Allowed values up to Postgres version 9.5 were – “on”, “remote_write”, “local” and “off” and now with 9.6 “remote_apply” will join the party. Short descriptions of all of these in plain-text could be something like that of below. NB! Latter 3 values are effective only in synchronous streaming replication mode and fall back to “on” value when no replicas have been listed in the “synchronous_standby_names” parameter.
* on – Transaction commit always waits until the data is really flushed to the transaction log (aka WAL or XLOG) making sure the transaction is really persisted. In synchronous streaming replication mode also the replica needs to do the same.
* off – Commit can be acknowledged to the calling client before the transaction is actually flushed to the transaction log, making it possible to lose some recent (<1s by default) allegedly-committed transactions in case of a server crash. Synchronous replication is ignored. This is one of the most known Postgres performance tweaks.
* local – Forces the “on” behavior (guaranteed data flush) only on the primary node. Usually used as user set session parameter for speeding up non-critical data imports on primary for example.
* remote_write – Provides a weaker guarantee than “on”, transaction counts as commited if primary does a guaranteed flush and the replica just gets a write confirmation from the operating system (prone to replica corruption if replica machine crashes before hitting storage).
* remote_apply – Provides the strongest replica consistency – commit doesn’t return before replica flushes and also applies the data. Clients could either query the primary or the standby, they would have exactly the same view on the data.
Performance impact of different “synchronous_commit” settings
Now what is the performance impact of these different values in a streaming replication scenario? Logically we could assume that we could just order them based on given guarantees (which should translate to amount of work done) like that:
off (async) > on (async) > remote_write (sync) > on|local (sync) > remote_apply (sync)
But what would the penalty in numbers be when using higher consistency levels? How much slower would the transactions get? Let’s do a set of quick tests again with our good old buddy pgbench!
For testing, I created a primary-replica setup on AWS and a script running through different parameter values, re-starting and re-initializing the test schema for every parameter.
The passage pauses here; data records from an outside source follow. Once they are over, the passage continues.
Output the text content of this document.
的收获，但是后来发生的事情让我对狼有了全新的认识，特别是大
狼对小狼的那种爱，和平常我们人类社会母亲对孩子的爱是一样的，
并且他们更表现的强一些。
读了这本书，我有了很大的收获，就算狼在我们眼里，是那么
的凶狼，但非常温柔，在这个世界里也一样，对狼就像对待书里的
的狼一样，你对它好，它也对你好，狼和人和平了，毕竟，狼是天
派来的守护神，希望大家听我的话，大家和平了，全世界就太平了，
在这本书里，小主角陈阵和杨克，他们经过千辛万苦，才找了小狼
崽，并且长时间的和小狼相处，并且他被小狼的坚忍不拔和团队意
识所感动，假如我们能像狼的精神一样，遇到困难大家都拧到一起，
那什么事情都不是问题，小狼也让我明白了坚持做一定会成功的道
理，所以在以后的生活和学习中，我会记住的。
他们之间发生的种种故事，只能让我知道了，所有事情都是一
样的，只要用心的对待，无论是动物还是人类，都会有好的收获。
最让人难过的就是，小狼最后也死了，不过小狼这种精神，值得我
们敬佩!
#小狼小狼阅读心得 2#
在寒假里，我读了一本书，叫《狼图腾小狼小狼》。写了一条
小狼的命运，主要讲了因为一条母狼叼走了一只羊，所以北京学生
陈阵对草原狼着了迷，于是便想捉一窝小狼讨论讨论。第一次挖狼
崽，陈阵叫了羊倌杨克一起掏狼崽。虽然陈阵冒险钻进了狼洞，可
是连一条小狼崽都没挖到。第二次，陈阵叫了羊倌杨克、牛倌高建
The script can be found here so I will skip details for brevity and just present you the TPS (transactions per second) results.
Results and summary
On a pair of AWS EC2 i2.xlarge instances (good starting point for a busy application as its I/O optimized, 4 vCPU, 30.5 GB RAM, 800 GB SSD) I got the following numbers for a shortish 10 minute test period on a “pgbench” scale 100 size dataset (dataset fits in RAM) with 8 concurrent clients:
“on” async – 4256 TPS (FYI – here 1 transaction means 3 updates, 1 insert, 1 select)
“off” async – 6211 TPS (+45% compared to default “async on”)
“on” sync – 3329 TPS (-22% compared to default “async on”)
“remote_write” sync – 3720 TPS (+12% compared to “sync on”)
“remote_apply” sync – 3055 TPS (-8% compared to “sync on”)
First, as always – performance numbers rely on a lot of things, with synchronous replication especially a lot on network performance/distance, so your mileage will definitely vary, but I think we can still note a few things from here:
- by turning off “synchronous_commit” you get a very significant TPS boost and it indeed can be used as a temporary performance crutch
- when going for synchronous replication you will lose ca 1/4 of your performance
- when going for synchronous replication, the differences between “remote_apply” and the default “on” are < 10% so if not already against the wall performance wise and using the replica also for read queries then it would make sense to enable this safest setting to get a mirrored view on the data.